La confirmación de la condena por corrupción contra Cristina Fernández de Kirchner por parte de la Corte Suprema de Justicia no solo ha cerrado un capítulo judicial, sino que ha abierto una herida profunda en el corazón del kirchnerismo.
La encuesta reciente del Observatorio de Psicología Social Aplicada (OPSA) de la UBA, realizada entre el 12 y el 14 de junio de 2025, expone con crudeza una realidad que muchos sospechaban: el kirchnerismo, sin su líder natural, enfrenta una crisis de liderazgo que pone en jaque su relevancia política. Y en el centro de este vacío, Máximo Kirchner, hijo de la expresidente, emerge no como un sucesor, sino como un símbolo del agotamiento de un proyecto que parece incapaz de renovarse.
El dato más elocuente de la encuesta es el desplome de Máximo Kirchner como opción de liderazgo dentro del Partido Justicialista (PJ). Con un magro 3% de apoyo entre los encuestados, el líder de La Cámpora queda relegado a un lugar casi anecdótico, superado ampliamente por Axel Kicillof (39%), Juan Grabois (21%) e incluso por la opción “nadie” (31%). Este resultado no solo refleja la falta de carisma o gravitación política de Máximo, sino que pone en evidencia su incapacidad para capitalizar el legado de su madre, una figura que, con todos sus claroscuros, supo dominar la escena política argentina durante dos décadas.
Máximo Kirchner, a diferencia de Cristina, carece de la astucia política y la capacidad de movilización que caracterizaron a su madre. Su liderazgo al frente de La Cámpora, una organización que en su momento fue el brazo juvenil y combativo del kirchnerismo, se ha diluido en una gestión opaca, marcada por internas estériles y una desconexión con las bases que alguna vez le dieron sustento. Mientras Cristina lograba articular un discurso que, aunque polarizante, resonaba en amplios sectores, Máximo parece atrapado en un rol de heredero designado, pero sin la legitimidad ni la visión necesarias para liderar un movimiento en crisis.

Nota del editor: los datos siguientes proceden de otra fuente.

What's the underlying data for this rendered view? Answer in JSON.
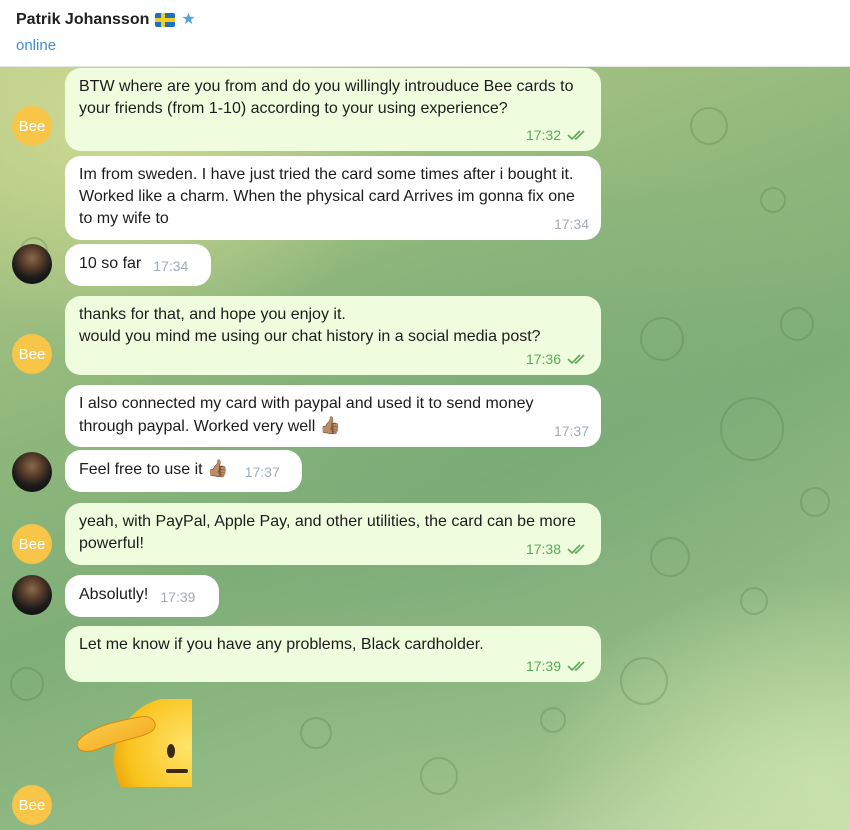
{
  "header": {
    "contact_name": "Patrik Johansson",
    "status": "online"
  },
  "avatar_labels": {
    "bee": "Bee"
  },
  "messages": [
    {
      "text": "BTW where are you from and do you willingly introuduce Bee cards to your friends (from 1-10) according to your using experience?",
      "time": "17:32"
    },
    {
      "text": "Im from sweden. I have just tried the card some times after i bought it. Worked like a charm. When the physical card Arrives im gonna fix one to my wife to",
      "time": "17:34"
    },
    {
      "text": "10 so far",
      "time": "17:34"
    },
    {
      "line1": "thanks for that, and hope you enjoy it.",
      "line2": "would you mind me using our chat history in a social media post?",
      "time": "17:36"
    },
    {
      "text": "I also connected my card with paypal and used it to send money through paypal. Worked very well",
      "emoji": "👍🏽",
      "time": "17:37"
    },
    {
      "text": "Feel free to use it",
      "emoji": "👍🏽",
      "time": "17:37"
    },
    {
      "text": "yeah, with PayPal, Apple Pay, and other utilities, the card can be more powerful!",
      "time": "17:38"
    },
    {
      "text": "Absolutly!",
      "time": "17:39"
    },
    {
      "text": "Let me know if you have any problems, Black cardholder.",
      "time": "17:39"
    }
  ],
  "sticker": "saluting-face-emoji"
}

La encuesta de OPSA también revela un dato que debería encender alarmas en el kirchnerismo: el 65% de los encuestados apoya la condena a Cristina, y palabras como “justicia” y “chorra” dominan la percepción pública. Este contexto hostil no solo complica la supervivencia política del espacio, sino que expone la fragilidad de figuras como Máximo, cuya relevancia parece depender exclusivamente de su apellido y no de méritos propios. A diferencia de Kicillof, que ha logrado construir una imagen propia como gobernador bonaerense, o de Grabois, que apela a los sectores más radicalizados, Máximo no ha sabido ni construir una narrativa ni consolidar un liderazgo autónomo.
El contraste con otros referentes del peronismo es revelador. Incluso figuras como Sergio Massa o Eduardo “Wado” de Pedro, con un apoyo igualmente marginal (2% y 1%, respectivamente), tienen al menos una trayectoria política que los precede. Máximo, en cambio, parece atrapado en el rol de “hijo de”, un estigma que no ha podido ni parece querer sacudirse. Su escasa presencia pública, su falta de iniciativa legislativa relevante como diputado y su incapacidad para articular un discurso que trascienda los círculos cerrados de La Cámpora lo convierten en una figura decorativa en un momento en que el kirchnerismo necesita desesperadamente un rumbo.
La crisis del kirchnerismo, entonces, no es solo la de un espacio político que pierde a su líder histórica, sino la de un proyecto que no supo preparar el terreno para una sucesión creíble. Máximo Kirchner, lejos de ser la solución, es un recordatorio de esa falla estructural. En un escenario donde el peronismo busca reinventarse frente al avance de figuras como Javier Milei, la irrelevancia de Máximo no es solo un problema personal, sino un síntoma de un movimiento que, sin Cristina, parece condenado a la fragmentación.
El desafío para el kirchnerismo no es menor: o encuentra un líder capaz de llenar el vacío, o se resigna a ser un capítulo cerrado en la historia política argentina. Y está claro que ese líder no es, ni será, Máximo Kirchner.